Consider the four triangles with vertices at centre of sphere; contact of sphere with facet plane; meet of facet plane with vertical line. These are similar, so congruent. Now divide each by a horizontal perpendicular from contact point to vertical line. The corresponding smaller triangles are congruent. Therefore their vertical sides are equal, so their horizontal edges lie in the same horizontal plane, and the contact points are coplanar. An alternative algebraic proof computes the radius, which turns out to be infinite --- would that be more convincing? On reflection, it might be easier to describe in plaintext! WFL On 4/7/16, Andy Latto <andy.latto@pobox.com> wrote:
On Wed, Apr 6, 2016 at 10:21 PM, Fred Lunnon <fred.lunnon@gmail.com> wrote:
By symmetry, the centre of your sphere lies on the "bi-altitude" line joining the mid-points of near and far tetrahedron edges: choose this line as our vertical. All four planes lie at the same angle to the it, therefore their points of tangency to the sphere all lie on the same horizontal plane.

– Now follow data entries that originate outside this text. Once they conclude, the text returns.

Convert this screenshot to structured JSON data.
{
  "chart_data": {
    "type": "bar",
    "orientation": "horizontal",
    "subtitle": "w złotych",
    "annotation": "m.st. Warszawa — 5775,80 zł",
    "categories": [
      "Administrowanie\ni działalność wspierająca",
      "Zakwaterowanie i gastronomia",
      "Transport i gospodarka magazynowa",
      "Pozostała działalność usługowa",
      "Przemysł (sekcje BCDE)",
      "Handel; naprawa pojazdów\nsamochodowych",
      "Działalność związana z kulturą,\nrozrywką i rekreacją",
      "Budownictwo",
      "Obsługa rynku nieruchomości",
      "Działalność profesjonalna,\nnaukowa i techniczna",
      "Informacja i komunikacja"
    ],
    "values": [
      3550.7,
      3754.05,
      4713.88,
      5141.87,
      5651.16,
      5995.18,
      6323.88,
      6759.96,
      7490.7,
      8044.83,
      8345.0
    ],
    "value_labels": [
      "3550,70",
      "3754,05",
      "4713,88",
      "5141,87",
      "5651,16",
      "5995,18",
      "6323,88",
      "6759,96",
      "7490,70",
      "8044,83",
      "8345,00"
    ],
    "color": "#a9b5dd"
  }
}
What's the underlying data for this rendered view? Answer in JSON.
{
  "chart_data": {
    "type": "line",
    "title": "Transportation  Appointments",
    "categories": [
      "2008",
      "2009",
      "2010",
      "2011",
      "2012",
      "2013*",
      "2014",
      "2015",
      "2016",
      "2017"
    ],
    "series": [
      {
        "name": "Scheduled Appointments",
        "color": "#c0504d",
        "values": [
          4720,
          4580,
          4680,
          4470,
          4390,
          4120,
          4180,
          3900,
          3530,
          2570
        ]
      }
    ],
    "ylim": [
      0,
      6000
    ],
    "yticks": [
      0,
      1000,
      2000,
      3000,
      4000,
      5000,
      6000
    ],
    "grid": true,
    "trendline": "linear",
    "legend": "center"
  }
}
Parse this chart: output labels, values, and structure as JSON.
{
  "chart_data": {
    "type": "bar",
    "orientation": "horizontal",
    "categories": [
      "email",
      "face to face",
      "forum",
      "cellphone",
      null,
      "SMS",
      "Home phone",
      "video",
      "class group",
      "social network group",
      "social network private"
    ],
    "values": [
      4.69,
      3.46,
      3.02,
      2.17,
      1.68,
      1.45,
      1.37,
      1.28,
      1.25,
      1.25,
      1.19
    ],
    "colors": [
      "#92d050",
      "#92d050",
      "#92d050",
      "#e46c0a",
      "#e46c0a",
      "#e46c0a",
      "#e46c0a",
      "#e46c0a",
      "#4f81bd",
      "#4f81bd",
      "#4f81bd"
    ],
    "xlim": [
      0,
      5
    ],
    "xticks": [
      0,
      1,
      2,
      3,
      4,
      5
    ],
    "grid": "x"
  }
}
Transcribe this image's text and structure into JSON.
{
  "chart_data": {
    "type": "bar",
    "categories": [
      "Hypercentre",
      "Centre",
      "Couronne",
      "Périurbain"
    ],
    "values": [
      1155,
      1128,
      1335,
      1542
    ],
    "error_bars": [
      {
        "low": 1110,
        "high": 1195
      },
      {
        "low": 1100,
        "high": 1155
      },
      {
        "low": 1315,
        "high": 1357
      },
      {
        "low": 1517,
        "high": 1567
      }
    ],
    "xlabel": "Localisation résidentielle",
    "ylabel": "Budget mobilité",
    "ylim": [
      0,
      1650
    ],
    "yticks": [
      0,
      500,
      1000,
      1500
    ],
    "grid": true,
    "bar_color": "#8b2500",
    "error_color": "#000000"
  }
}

I don't see why this follows. If you translated one of the planes "upwards", it would stil remain at the same angle to the vertical line, but the point of tangency would change.
Or to put it another way, two of the planes intersect our vertical line at one, lower, point, and two intersect it at a different, higher, point. So there is no symmetry that says that the points of tangency should have the same z-coordinate.
Or to put it a third way, the same proof shows there is no sphere inside the tetrahedron tangent to all four planes, and the fallacy is in the assertion that all four points of tangency lie in the same horizontal plane.
I think your claim is true, but your proof seems faulty, and I'm having trouble patching it up.